To study radiotherapy-related adverse effects, detailed dose information (3D distribution) is needed for accurate dose-effect modeling. For childhood cancer survivors who underwent radiotherapy in the pre-CT era, only 2D radiographs were acquired, thus 3D dose distributions must be reconstructed from limited information. State-of-the-art methods achieve this by using 3D surrogate anatomies. These can however lack personalization and lead to coarse reconstructions. We present and validate a surrogate-free dose reconstruction method based on Machine Learning (ML). Abdominal planning CTs (n = 142) of recently-treated childhood cancer patients were gathered, their organs at risk were segmented, and 300 artificial Wilms’ tumor plans were sampled automatically. Each artificial plan was automatically emulated on the 142 CTs, resulting in 42,600 3D dose distributions from which dose-volume metrics were derived. Anatomical features were extracted from digitally reconstructed radiographs simulated from the CTs to resemble historical radiographs. Further, patient and radiotherapy plan features typically available from historical treatment records were collected. An evolutionary ML algorithm was then used to link features to dose-volume metrics. Besides 5-fold cross validation, a further evaluation was done on an independent dataset of five CTs each associated with two clinical plans. Cross-validation resulted in mean absolute errors ≤ 0.6 Gy for organs completely inside or outside the field. For organs positioned at the edge of the field, mean absolute errors ≤ 1.7 Gy for , ≤ 2.9 Gy for , and ≤ 13% for and , were obtained, without systematic bias. Similar results were found for the independent dataset. To conclude, we proposed a novel organ dose reconstruction method that uses ML models to predict dose-volume metric values given patient and plan features. Our approach is not only accurate, but also efficient, as the setup of a surrogate is no longer needed.

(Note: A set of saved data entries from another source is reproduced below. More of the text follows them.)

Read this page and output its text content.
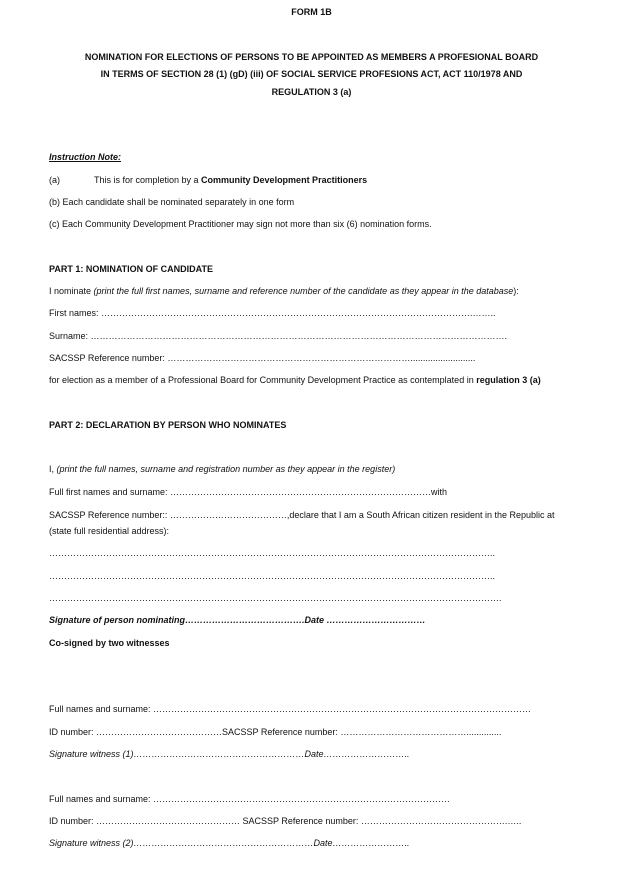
FORM 1B
NOMINATION FOR ELECTIONS OF PERSONS TO BE APPOINTED AS MEMBERS A PROFESIONAL BOARD
IN TERMS OF SECTION 28 (1) (gD) (iii) OF SOCIAL SERVICE PROFESIONS ACT, ACT 110/1978 AND
REGULATION 3 (a)
Instruction Note:
(a)	This is for completion by a Community Development Practitioners
(b) Each candidate shall be nominated separately in one form
(c) Each Community Development Practitioner may sign not more than six (6) nomination forms.
PART 1: NOMINATION OF CANDIDATE
I nominate (print the full first names, surname and reference number of the candidate as they appear in the database):
First names: …………………………………………………………………………………………………………….……..
Surname: ………………………………………………………………………………………………………………………….
SACSSP Reference number: ………………………………………………………………………..........................
for election as a member of a Professional Board for Community Development Practice as contemplated in regulation 3 (a)
PART 2: DECLARATION BY PERSON WHO NOMINATES
I, (print the full names, surname and registration number as they appear in the register)
Full first names and surname: ……………………………………………………………………………with
SACSSP Reference number:: …………………………………,declare that I am a South African citizen resident in the Republic at
(state full residential address):
…………………………………………………………………………………………………………………………………..
…………………………………………………………………………………………………………………………………..
…………………………………………………………………………………………………………………………………….
Signature of person nominating………………………………….Date ……………………………
Co-signed by two witnesses
Full names and surname: ………………………………………………………………………………………………………………
ID number: ……………………………………SACSSP Reference number: ……………………………………..............
Signature witness (1)…………………………………………………Date………………………..
Full names and surname: ………………………………………………………………………………………
ID number: ………………………………………… SACSSP Reference number: ………………………………………….…..
Signature witness (2)……………………………………………………Date……………………..
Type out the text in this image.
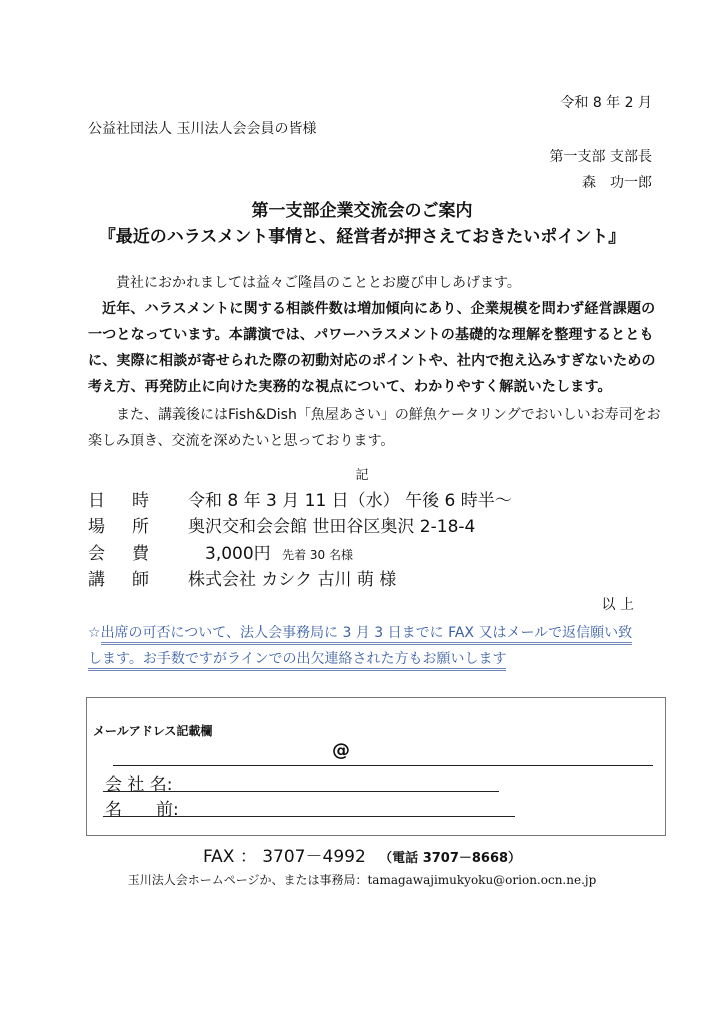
令和 8 年 2 月
公益社団法人 玉川法人会会員の皆様
第一支部 支部長
森　功一郎
第一支部企業交流会のご案内
『最近のハラスメント事情と、経営者が押さえておきたいポイント』
貴社におかれましては益々ご隆昌のこととお慶び申しあげます。
近年、ハラスメントに関する相談件数は増加傾向にあり、企業規模を問わず経営課題の一つとなっています。本講演では、パワーハラスメントの基礎的な理解を整理するとともに、実際に相談が寄せられた際の初動対応のポイントや、社内で抱え込みすぎないための考え方、再発防止に向けた実務的な視点について、わかりやすく解説いたします。
また、講義後にはFish&Dish「魚屋あさい」の鮮魚ケータリングでおいしいお寿司をお楽しみ頂き、交流を深めたいと思っております。
記
日 時 令和 8 年 3 月 11 日（水） 午後 6 時半～
場 所 奥沢交和会会館 世田谷区奥沢 2-18-4
会 費 　3,000円 先着 30 名様
講 師 株式会社 カシク 古川 萌 様
以 上
☆出席の可否について、法人会事務局に 3 月 3 日までに FAX 又はメールで返信願い致
します。お手数ですがラインでの出欠連絡された方もお願いします
メールアドレス記載欄
@
会 社 名:
名　　前:
FAX ： 3707－4992 （電話 3707－8668）
玉川法人会ホームページか、または事務局：tamagawajimukyoku@orion.ocn.ne.jp
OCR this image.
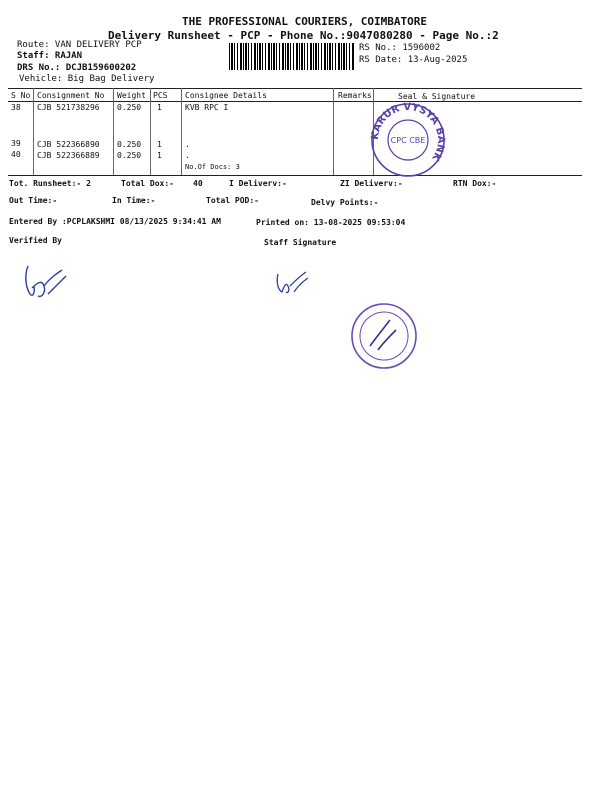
THE PROFESSIONAL COURIERS, COIMBATORE
Delivery Runsheet - PCP - Phone No.:9047080280 - Page No.:2
Route: VAN DELIVERY PCP
Staff: RAJAN
DRS No.: DCJB159600202
Vehicle: Big Bag Delivery
RS No.: 1596002
RS Date: 13-Aug-2025
S No Consignment No Weight PCS Consignee Details	Remarks	Seal & Signature
38 CJB 521738296 0.250 1	KVB RPC I
39 CJB 522366890 0.250 1	.
40 CJB 522366889 0.250 1	.
No.Of Docs: 3
KARUR VYSYA BANK
CPC CBE
Tot. Runsheet:- 2	Total Dox:- 40	I Deliverv:-	ZI Deliverv:-	RTN Dox:-
Out Time:-	In Time:-	Total POD:-	Delvy Points:-
Entered By :PCPLAKSHMI 08/13/2025 9:34:41 AM	Printed on: 13-08-2025 09:53:04
Verified By	Staff Signature
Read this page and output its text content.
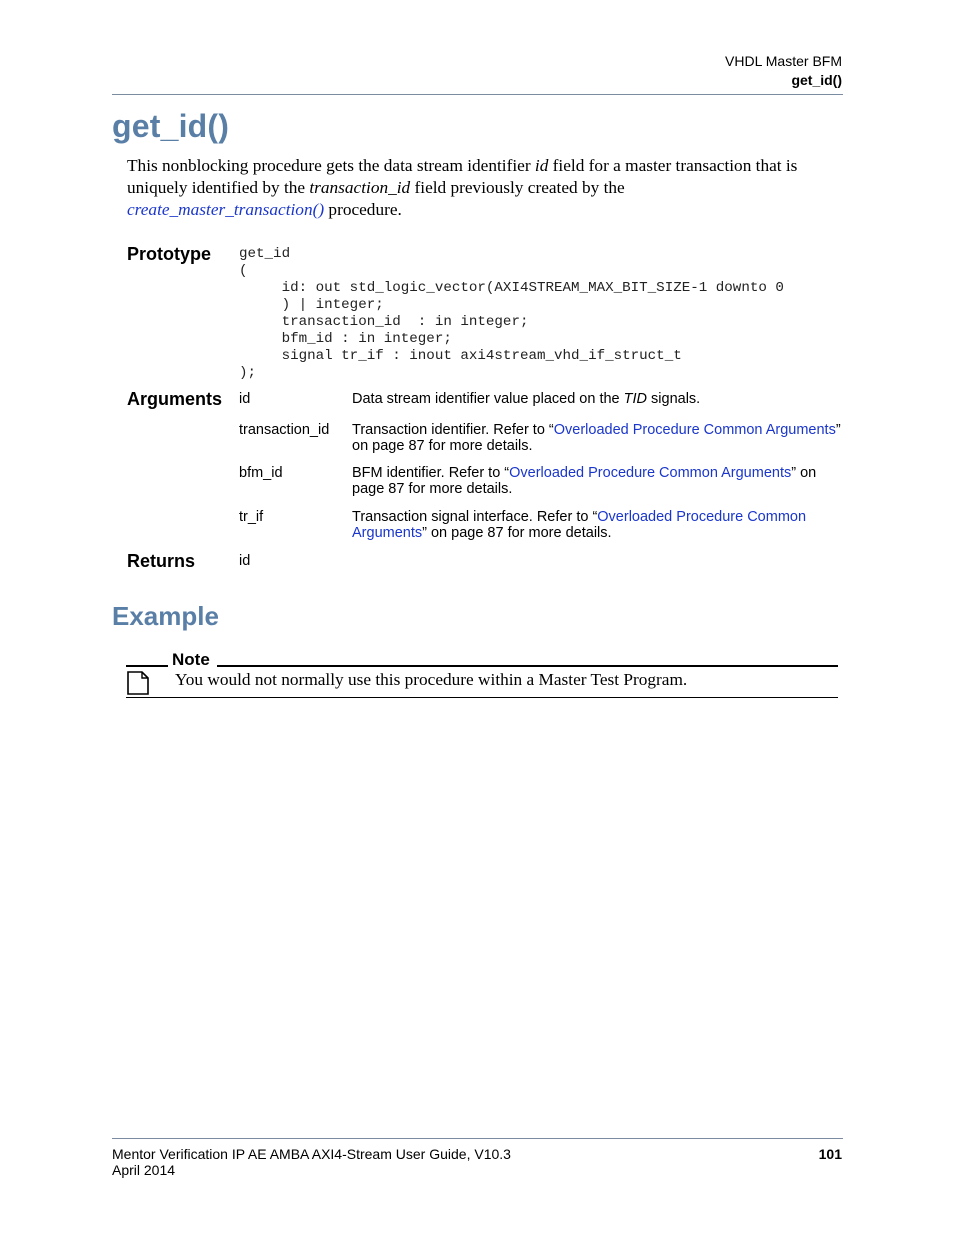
VHDL Master BFM
get_id()
get_id()
This nonblocking procedure gets the data stream identifier id field for a master transaction that is uniquely identified by the transaction_id field previously created by the
create_master_transaction() procedure.
Prototype get_id
(
id: out std_logic_vector(AXI4STREAM_MAX_BIT_SIZE-1 downto 0
) | integer;
transaction_id  : in integer;
bfm_id : in integer;
signal tr_if : inout axi4stream_vhd_if_struct_t
);
Arguments id	Data stream identifier value placed on the TID signals.
transaction_id Transaction identifier. Refer to “Overloaded Procedure Common Arguments” on page 87 for more details.
bfm_id	BFM identifier. Refer to “Overloaded Procedure Common Arguments” on page 87 for more details.
tr_if	Transaction signal interface. Refer to “Overloaded Procedure Common Arguments” on page 87 for more details.
Returns	id
Example
Note
You would not normally use this procedure within a Master Test Program.
Mentor Verification IP AE AMBA AXI4-Stream User Guide, V10.3
April 2014
101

为了研究与放射疗法相关的不良反应，需要详细的剂量信息（3D分布）以进行准确的剂量效应模型。对于在CT前时代接受放射治疗的儿童癌症幸存者，仅获得了2D射线照片，因此必须从有限的信息中重建3D剂量分布。最新的方法通过使用3D替代解剖结构来实现。然而，这些可能缺乏个性化并导致粗略的重建。我们提出并验证了基于机器学习（ML）的无替代剂量重建方法。腹部的CT规划（ñ ＝ 142）最近接受治疗的儿童期癌症患者，对其危险器官进行了分割，并自动采样了300个人工Wilms的肿瘤计划。每个人工计划都自动在142个CT上进行仿真，从而得到42,600个3D剂量分布，从中可以得出剂量-体积指标。解剖特征是从CT模拟的数字重建X射线照片中提取的，类似于历史X射线照片。此外，收集了通常可从历史治疗记录中获得的患者和放射治疗计划特征。然后使用进化的ML算法将特征链接到剂量-体积指标。除了5倍交叉验证外，还对独立的5个CT数据集进行了进一步评估，每个CT与两个临床计划相关。交叉验证导致平均绝对误差≤0。6 Gy：完全位于野外或野外的器官。对于位于视野边缘的器官，平均绝对误差≤1.7 Gy获得，对于，≤2.9 Gy ，对于和，≤13％，没有系统偏差。对于独立数据集发现了相似的结果。总而言之，我们提出了一种新颖的器官剂量重建方法，该方法使用ML模型预测给定患者和计划特征的剂量-体积指标值。我们的方法不仅准确而且高效，因为不再需要设置代理。